Soru: Kısa kollu elbise ile namaz câiz mi?

-Kısa kollu elbise ile namaz câizdir (erkekler için). Hem de kerahatsiz caizdir. Ama şu şartla: “Bir insanın üzerindeki elbisenin kolu uzun olup da, kolunu kıvırır da namaza öyle durursa; mekruh olur. Çünkü uzun koldu, kıvırdı, kısa yaptı; bu, saygısızlık alâmeti… Ama, elbisenin biçilişi kısa kolsa; kısa kollu olduğu için, onda kerahat yoktur.” diyor. Ömer Nasûhî Bilmen kitabında böyle yazmış.

Fakat, genel bir kaide olarak kardeşlerimiz şunu bilsinler: Cami ibadet yeri olduğundan, Allah’ın huzuru olduğundan;

(Yâ benî âdeme huzû zîneteküm inde külli mescidin) Her mescide giderken, insanın en güzel, en temiz, en alımlı şekilde giyinmeğe çalışması, ibadete saygısının gereğidir. O bakımdan, camiye mümkün olduğu kadar ciddî kıyafetle gelmeye çalışmak da tavsiye edilir.

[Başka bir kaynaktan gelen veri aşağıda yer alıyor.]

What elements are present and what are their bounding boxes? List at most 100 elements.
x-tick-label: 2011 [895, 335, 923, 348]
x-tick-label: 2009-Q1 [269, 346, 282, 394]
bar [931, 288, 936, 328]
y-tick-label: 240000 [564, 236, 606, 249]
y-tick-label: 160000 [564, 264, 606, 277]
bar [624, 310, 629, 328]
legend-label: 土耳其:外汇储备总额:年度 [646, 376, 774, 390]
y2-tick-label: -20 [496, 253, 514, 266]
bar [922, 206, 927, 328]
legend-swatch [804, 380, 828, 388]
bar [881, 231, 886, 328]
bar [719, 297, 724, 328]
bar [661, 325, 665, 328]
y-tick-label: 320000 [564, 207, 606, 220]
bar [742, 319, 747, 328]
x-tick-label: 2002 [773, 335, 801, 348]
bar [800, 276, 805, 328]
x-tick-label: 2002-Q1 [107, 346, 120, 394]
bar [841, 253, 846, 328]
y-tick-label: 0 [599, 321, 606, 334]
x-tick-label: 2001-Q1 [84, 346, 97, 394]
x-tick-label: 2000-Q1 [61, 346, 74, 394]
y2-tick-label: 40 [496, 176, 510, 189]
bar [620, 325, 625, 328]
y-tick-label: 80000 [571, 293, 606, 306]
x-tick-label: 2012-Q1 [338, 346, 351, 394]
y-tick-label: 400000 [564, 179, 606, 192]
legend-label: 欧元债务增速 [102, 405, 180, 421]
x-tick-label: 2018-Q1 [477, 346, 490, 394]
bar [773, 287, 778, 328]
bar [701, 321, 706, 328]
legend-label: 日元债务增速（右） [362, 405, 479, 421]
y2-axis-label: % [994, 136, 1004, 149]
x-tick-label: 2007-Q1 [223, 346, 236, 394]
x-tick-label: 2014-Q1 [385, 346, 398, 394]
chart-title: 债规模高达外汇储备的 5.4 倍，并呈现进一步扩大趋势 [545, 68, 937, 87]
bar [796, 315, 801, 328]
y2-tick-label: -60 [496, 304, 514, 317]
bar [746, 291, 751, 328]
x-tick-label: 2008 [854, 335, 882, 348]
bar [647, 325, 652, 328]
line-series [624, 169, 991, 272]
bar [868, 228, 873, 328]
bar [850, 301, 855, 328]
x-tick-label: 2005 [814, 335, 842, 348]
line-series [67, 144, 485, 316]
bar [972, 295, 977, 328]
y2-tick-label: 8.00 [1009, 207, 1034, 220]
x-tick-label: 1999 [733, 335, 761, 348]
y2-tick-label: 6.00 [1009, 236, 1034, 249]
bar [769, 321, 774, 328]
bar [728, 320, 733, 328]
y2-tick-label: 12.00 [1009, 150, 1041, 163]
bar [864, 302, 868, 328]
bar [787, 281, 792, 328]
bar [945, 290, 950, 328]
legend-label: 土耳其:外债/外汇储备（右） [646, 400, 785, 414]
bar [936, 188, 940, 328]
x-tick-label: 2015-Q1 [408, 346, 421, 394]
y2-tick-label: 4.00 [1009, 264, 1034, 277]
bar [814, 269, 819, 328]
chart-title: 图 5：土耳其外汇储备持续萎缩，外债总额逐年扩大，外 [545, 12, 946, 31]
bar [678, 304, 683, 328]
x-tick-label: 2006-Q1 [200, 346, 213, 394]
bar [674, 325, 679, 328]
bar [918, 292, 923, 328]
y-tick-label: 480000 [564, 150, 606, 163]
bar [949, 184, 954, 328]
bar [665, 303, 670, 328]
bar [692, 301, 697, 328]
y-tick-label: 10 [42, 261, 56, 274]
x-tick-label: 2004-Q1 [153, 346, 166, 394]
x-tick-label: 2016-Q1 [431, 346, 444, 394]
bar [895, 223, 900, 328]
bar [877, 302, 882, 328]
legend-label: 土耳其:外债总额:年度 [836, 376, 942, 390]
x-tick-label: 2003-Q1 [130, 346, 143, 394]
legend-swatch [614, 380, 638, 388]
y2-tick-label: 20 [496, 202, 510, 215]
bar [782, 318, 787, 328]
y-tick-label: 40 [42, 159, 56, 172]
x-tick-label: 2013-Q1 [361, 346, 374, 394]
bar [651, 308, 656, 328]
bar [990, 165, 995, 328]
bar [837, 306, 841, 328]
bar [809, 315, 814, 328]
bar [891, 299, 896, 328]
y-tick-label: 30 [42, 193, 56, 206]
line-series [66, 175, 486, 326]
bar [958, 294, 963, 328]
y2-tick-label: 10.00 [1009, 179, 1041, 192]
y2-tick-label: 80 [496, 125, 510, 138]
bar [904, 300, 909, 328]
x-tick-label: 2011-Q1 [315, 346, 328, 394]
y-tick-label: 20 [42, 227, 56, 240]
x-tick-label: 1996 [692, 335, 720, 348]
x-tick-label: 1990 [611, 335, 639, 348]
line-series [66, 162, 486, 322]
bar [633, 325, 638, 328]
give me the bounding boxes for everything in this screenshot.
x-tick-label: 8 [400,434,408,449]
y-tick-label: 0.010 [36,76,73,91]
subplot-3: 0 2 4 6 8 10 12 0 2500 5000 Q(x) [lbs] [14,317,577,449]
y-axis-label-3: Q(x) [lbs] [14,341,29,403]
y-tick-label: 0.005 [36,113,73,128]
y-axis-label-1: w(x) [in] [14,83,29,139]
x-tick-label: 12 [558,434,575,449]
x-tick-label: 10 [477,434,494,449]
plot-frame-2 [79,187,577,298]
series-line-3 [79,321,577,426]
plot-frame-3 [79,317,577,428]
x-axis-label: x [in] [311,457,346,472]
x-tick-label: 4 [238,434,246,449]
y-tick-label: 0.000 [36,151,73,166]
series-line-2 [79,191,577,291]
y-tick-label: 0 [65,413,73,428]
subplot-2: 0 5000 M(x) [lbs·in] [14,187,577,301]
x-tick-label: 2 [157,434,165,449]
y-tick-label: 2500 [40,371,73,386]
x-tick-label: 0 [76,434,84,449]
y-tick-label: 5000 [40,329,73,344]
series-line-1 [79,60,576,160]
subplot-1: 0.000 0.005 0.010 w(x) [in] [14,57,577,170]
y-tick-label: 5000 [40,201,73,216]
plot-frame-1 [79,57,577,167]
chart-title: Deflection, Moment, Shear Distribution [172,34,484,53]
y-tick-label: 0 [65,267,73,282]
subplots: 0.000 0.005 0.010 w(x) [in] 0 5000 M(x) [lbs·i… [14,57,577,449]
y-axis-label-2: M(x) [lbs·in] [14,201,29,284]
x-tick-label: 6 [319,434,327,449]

Benim temennim, arkadaşlara tavsiyem –kendi de öyle yapıyorum, görüyorsunuz– uzun kollu giyinmeleridir. Hem çocuklarınıza, hem kendinize, hem bebelere, kim olursa olsun mümkünse uzun kollu giydirmeğe çalışın!..

Uzun kollu yazlık elbise arıyoruz çarşıda pazarda; bulmakta bayağı zorluk çekiyoruz. Suudî Arabistan’a gidiyorsun; etekler uzun, kollar kısa… Biz uzun yapalım!..

Ama bir insanın gömleği kısaysa, onunla camiye gelmişse, namaz kılmışsa; namazı caizdir. Bunu da peşin olarak söylüyoruz. Yâni, alacağınız zaman uzun kollu almanızı tavsiye ederim, fakat bunun da mahzuru yok…

Soru: Sarık sardığımız ve secdeye gittiğimiz zaman, alnımız ve burnumuz yere değmiyor; namaz kabul olur mu?

-Peygamber Efendimiz’in, sarık üzerine secde ettiğine dair hadis-i şerif geçen derslerde okuduk. Sarık alınla yer arasına girmişse, bir mahzuru yoktur. Ama, tamamen sarığa dayalı olarak secde yapılıyorsa, o zaman olmaz. Alnın, burnun yere değmesini sağlamak lâzım. Arkaya ittirirsiniz, sağlarsınız.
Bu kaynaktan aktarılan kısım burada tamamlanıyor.